Minister of Justice
- In office 28 February 2018 – 13 November 2019
- Preceded by: Albert Kawana
- Succeeded by: Yvonne Dausab

Attorney General of Namibia
- In office 21 March 2015 – 28 February 2018
- Preceded by: Albert Kawana
- Succeeded by: Albert Kawana

Chairperson of the Law Reform and Development Commission
- In office 9 November 2010 – 21 March 2015
- Preceded by: Utoni Nujoma
- Succeeded by: Yvonne Dausab

Personal details
- Born: Sakeus Edward Twelityaamena Shanghala 13 June 1977 (age 48) Outapi, Oshikoto Region
- Party: SWAPO
- Alma mater: University of Namibia
- Occupation: Lawyer
- Nickname: Sacky

= Sacky Shanghala =

Namibian politician (born 1977)

Sakeus Edward Twelityaamena "Sacky" Shanghala (born 13 June 1977) is a Namibian lawyer and politician who served as the Minister of Justice from 8 February 2018 until November 2019 when he was forced to resign in the wake of the Fishrot scandal. He previously also served as Attorney General of Namibia from 2015 to 2018. Shanghala is a former chairperson of the Law Reform and Development Commission which he chaired between 2010 and 2015.

==Early life and education==
Shanghala was born on 13 June 1977 in Outapi in former Ovamboland. He is the son of retired ELCIN bishop Josephat Shanghala. His mother Ndamona was a nurse at Oshakati State Hospital; she died in the 1988 Oshakati bomb blast. Before completing his high school education at the Oshigambo High School, he got his basic education at International Primary School in Ongwediva. He studied at University of Namibia, where he graduated with B Juris and LLB degrees in 1998 and 2000 respectively.

==Business career==
In 2004 Shanghala and two partners trading as Hanganeni Investment Holdings won a government contract to supply fuel to National Petroleum Corporation of Namibia (NAMCOR), Namibia's national oil company. In 2021 The Namibian estimated that the deal got them 100 million N$ in private wealth. Until at least 2007, Shanghala was working as a lawyer for the Namibian government despite being on its payroll through his position in the Ministry of Justice.

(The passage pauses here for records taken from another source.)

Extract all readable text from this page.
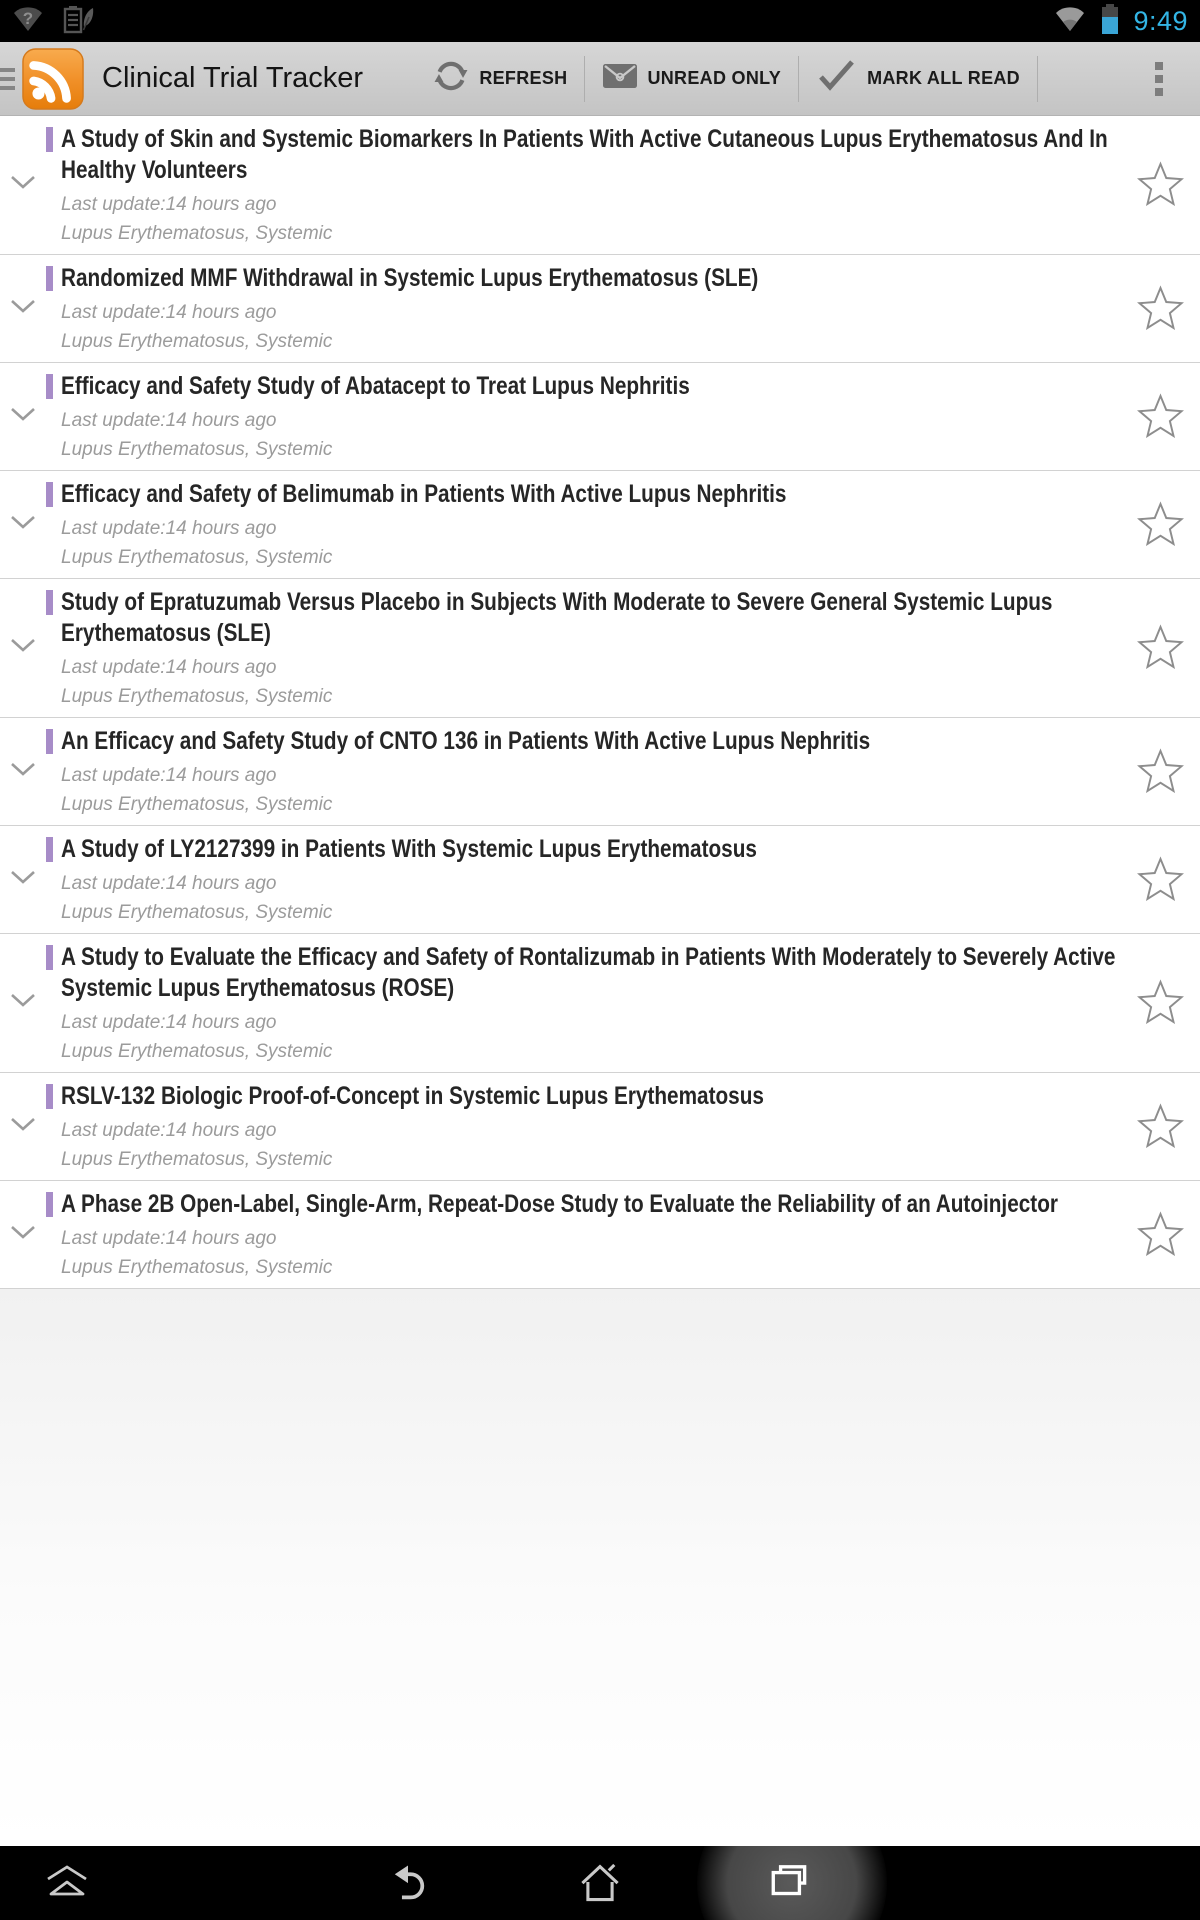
?	9:49
Clinical Trial Tracker	REFRESH	UNREAD ONLY	MARK ALL READ
A Study of Skin and Systemic Biomarkers In Patients With Active Cutaneous Lupus Erythematosus And In Healthy Volunteers
Last update:14 hours ago
Lupus Erythematosus, Systemic
Randomized MMF Withdrawal in Systemic Lupus Erythematosus (SLE)
Last update:14 hours ago
Lupus Erythematosus, Systemic
Efficacy and Safety Study of Abatacept to Treat Lupus Nephritis
Last update:14 hours ago
Lupus Erythematosus, Systemic
Efficacy and Safety of Belimumab in Patients With Active Lupus Nephritis
Last update:14 hours ago
Lupus Erythematosus, Systemic
Study of Epratuzumab Versus Placebo in Subjects With Moderate to Severe General Systemic Lupus Erythematosus (SLE)
Last update:14 hours ago
Lupus Erythematosus, Systemic
An Efficacy and Safety Study of CNTO 136 in Patients With Active Lupus Nephritis
Last update:14 hours ago
Lupus Erythematosus, Systemic
A Study of LY2127399 in Patients With Systemic Lupus Erythematosus
Last update:14 hours ago
Lupus Erythematosus, Systemic
A Study to Evaluate the Efficacy and Safety of Rontalizumab in Patients With Moderately to Severely Active Systemic Lupus Erythematosus (ROSE)
Last update:14 hours ago
Lupus Erythematosus, Systemic
RSLV-132 Biologic Proof-of-Concept in Systemic Lupus Erythematosus
Last update:14 hours ago
Lupus Erythematosus, Systemic
A Phase 2B Open-Label, Single-Arm, Repeat-Dose Study to Evaluate the Reliability of an Autoinjector
Last update:14 hours ago
Lupus Erythematosus, Systemic
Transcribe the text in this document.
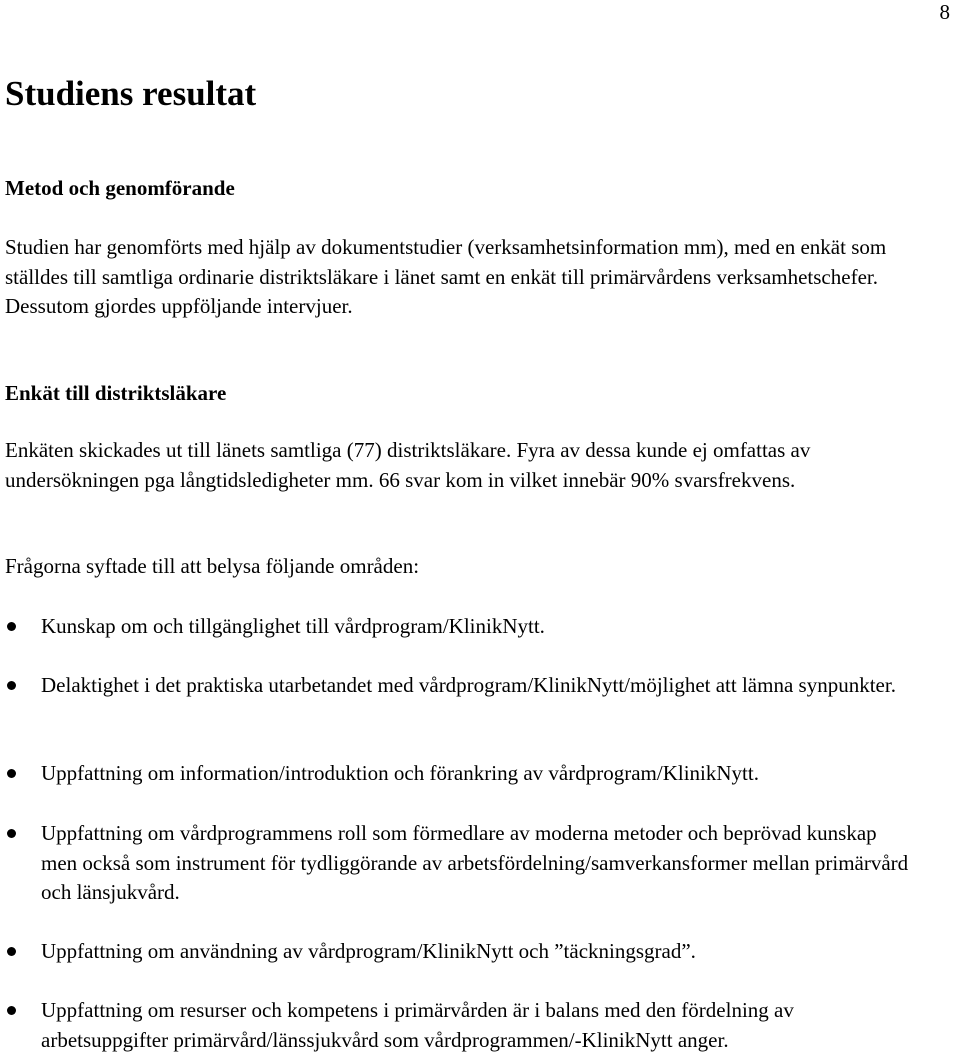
8
Studiens resultat
Metod och genomförande

Studien har genomförts med hjälp av dokumentstudier (verksamhetsinformation mm), med en enkät som ställdes till samtliga ordinarie distriktsläkare i länet samt en enkät till primärvårdens verksamhetschefer. Dessutom gjordes uppföljande intervjuer.

Enkät till distriktsläkare

Enkäten skickades ut till länets samtliga (77) distriktsläkare. Fyra av dessa kunde ej omfattas av undersökningen pga långtidsledigheter mm. 66 svar kom in vilket innebär 90% svarsfrekvens.

Frågorna syftade till att belysa följande områden:

Kunskap om och tillgänglighet till vårdprogram/KlinikNytt.
Delaktighet i det praktiska utarbetandet med vårdprogram/KlinikNytt/möjlighet att lämna synpunkter.
Uppfattning om information/introduktion och förankring av vårdprogram/KlinikNytt.
Uppfattning om vårdprogrammens roll som förmedlare av moderna metoder och beprövad kunskap men också som instrument för tydliggörande av arbetsfördelning/samverkansformer mellan primärvård och länsjukvård.
Uppfattning om användning av vårdprogram/KlinikNytt och ”täckningsgrad”.
Uppfattning om resurser och kompetens i primärvården är i balans med den fördelning av arbetsuppgifter primärvård/länssjukvård som vårdprogrammen/-KlinikNytt anger.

After being appointed Attorney General, Shanghala "hit the ground running, and got busy working on reforming laws – mostly for his benefit."

==Political career==

Shanghala is a member of the South-West Africa People's Organization (SWAPO) party. In 1997 while on an internship at the Namibia Non-Governmental Organisation Forum (Nangof), Shanghala met Hage Geingob, then Prime Minister of Namibia. Geingob hired him as special assistant shortly thereafter. He served in that position until late 2001. He then worked as the special advisor to the Attorney General. In 2010, he was appointed the chairperson of the Law Reform and Development Commission.

He became a member of Parliament in 2015 and was appointed Attorney General in the same year. In a cabinet reshuffle in February 2018, Shanghala became Minister of Justice.

===Fishrot scandal===

In November 2019 he was forced to resign his ministerial post over allegations that he took bribes in exchange for providing fishing quotas to the Icelandic fishing company Samherji, In December 2019 he was removed from the 6th National Assembly and from SWAPO's parliament list for the 7th National Assembly, for which the election had just concluded. He had been placed 53rd on the SWAPO party list of parliamentary candidates, which would have guaranteed his seat in parliament because SWAPO ended up winning 63 seats in 2019.

Part of The Fishrot Six, he and former fisheries minister Bernhardt Esau were arrested in late November 2019. Already in jail for over 5 months, Shanghala, like Esau, was removed from SWAPO's politburo, one of the party's top decision-making structures, in April 2021, after absenting himself "from three consecutive meetings".